PROFUNDAMENTE
Francisco Pascoal Pinto de Magalhães
"De profundis clamavi ad te, Domine". Vulgata, Salmos 129.1
Profundamente. Foi assim que eu dormi dominado pelo cansaço e pela tensão
constante dos anos de fuga. E foi quando eles conseguiram finalmente por as mãos
em mim. Não opus resistência. Eu estava no limite das minhas forças, sem arma
e sem grana. Ao redor dos meus olhos, enormes marcas escuras que os óculos de
sol disfarçavam; a minha barba me assemelhava aos inconfidentes.
Precisavam de alguém para dar o exemplo. Eu era a pessoa mais indicada para os
seus infames propósitos. Tudo porque fingi erudição citando uma frase de um
livro que eu li:
"Todo poder é ridículo, toda autoridade é cômica"
A carapuça serviu a muitos. Puseram minha cabeça a prêmio. Caí na
clandestinidade.
Quando o sono me derrotou àquela madrugada, eu já sabia dos detalhes da traição.
Tantos anos preocupado em não deixar pistas, em improvisar esconderijos, em
trocar seguidamente de identidade, para ser entregue de mão beijada por quem
jurou me amar!
Pulsos atados, deixo-me conduzir como um cordeiro no meio da alcatéia.

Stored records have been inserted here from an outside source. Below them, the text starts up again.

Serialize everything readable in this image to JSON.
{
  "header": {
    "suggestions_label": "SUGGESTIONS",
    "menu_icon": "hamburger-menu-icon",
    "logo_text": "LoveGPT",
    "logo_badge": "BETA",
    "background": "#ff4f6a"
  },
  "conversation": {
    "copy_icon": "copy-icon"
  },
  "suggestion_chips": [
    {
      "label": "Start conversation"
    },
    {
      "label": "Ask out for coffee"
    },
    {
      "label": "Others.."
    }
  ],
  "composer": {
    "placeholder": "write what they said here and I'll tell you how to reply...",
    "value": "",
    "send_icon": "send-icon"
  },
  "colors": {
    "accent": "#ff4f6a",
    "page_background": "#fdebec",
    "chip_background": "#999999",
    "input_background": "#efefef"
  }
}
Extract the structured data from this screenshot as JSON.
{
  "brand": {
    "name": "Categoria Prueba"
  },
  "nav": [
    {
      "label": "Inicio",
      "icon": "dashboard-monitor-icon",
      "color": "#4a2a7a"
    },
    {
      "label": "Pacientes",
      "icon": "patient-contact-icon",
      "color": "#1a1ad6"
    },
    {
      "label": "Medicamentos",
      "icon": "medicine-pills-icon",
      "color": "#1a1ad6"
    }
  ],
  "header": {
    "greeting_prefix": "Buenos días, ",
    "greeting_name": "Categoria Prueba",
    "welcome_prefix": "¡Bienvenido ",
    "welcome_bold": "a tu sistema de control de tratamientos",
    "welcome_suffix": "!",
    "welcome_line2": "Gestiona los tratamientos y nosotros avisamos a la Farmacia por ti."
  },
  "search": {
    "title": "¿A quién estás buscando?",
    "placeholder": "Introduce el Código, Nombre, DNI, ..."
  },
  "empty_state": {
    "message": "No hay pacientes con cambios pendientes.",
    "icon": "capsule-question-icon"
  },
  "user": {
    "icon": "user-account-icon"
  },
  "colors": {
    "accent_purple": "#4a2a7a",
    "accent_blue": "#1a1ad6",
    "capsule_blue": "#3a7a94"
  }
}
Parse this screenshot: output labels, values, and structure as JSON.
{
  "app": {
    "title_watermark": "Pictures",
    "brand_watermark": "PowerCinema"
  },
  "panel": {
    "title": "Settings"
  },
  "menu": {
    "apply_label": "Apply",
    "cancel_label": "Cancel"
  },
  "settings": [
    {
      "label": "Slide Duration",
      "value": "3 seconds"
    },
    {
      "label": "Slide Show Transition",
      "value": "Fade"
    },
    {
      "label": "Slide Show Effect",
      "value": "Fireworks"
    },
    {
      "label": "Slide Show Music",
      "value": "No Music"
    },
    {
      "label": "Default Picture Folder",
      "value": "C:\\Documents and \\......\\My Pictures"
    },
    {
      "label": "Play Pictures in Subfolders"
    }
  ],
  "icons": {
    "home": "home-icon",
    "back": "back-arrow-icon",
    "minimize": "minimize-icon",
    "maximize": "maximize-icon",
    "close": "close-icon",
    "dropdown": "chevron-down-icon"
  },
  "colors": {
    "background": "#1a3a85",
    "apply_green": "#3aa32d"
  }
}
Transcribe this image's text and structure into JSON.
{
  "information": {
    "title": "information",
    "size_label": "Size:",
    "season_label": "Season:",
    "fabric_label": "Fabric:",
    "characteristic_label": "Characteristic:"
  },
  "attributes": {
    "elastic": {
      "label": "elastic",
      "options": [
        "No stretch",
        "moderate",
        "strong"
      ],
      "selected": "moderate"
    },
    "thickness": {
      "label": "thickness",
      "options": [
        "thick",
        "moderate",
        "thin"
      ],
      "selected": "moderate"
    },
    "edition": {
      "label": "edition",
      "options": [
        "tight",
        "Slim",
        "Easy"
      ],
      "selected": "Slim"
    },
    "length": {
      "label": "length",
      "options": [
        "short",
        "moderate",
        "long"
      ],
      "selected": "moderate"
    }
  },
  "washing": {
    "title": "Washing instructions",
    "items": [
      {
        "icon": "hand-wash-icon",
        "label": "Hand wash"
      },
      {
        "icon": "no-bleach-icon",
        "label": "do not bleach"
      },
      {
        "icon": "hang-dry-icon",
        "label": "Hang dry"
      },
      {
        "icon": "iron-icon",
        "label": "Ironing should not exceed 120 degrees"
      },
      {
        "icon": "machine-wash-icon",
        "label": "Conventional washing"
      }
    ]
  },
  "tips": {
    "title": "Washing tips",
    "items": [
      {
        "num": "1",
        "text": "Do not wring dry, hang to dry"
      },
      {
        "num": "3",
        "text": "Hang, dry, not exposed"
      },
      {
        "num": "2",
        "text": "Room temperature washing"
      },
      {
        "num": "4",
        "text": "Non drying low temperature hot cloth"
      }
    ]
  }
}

Os lobos
se divertirão em por em práticas suas modernas técnicas de tortura, mas se
irritarão ao me ver rindo na cara deles.
Eu já estou morto, canalhas!
Eles não percebem, ela não sabia, mas eu sei disso. Não há nada que possam
arrancar de mim. Podem me usar como quiserem. Vão cansar logo.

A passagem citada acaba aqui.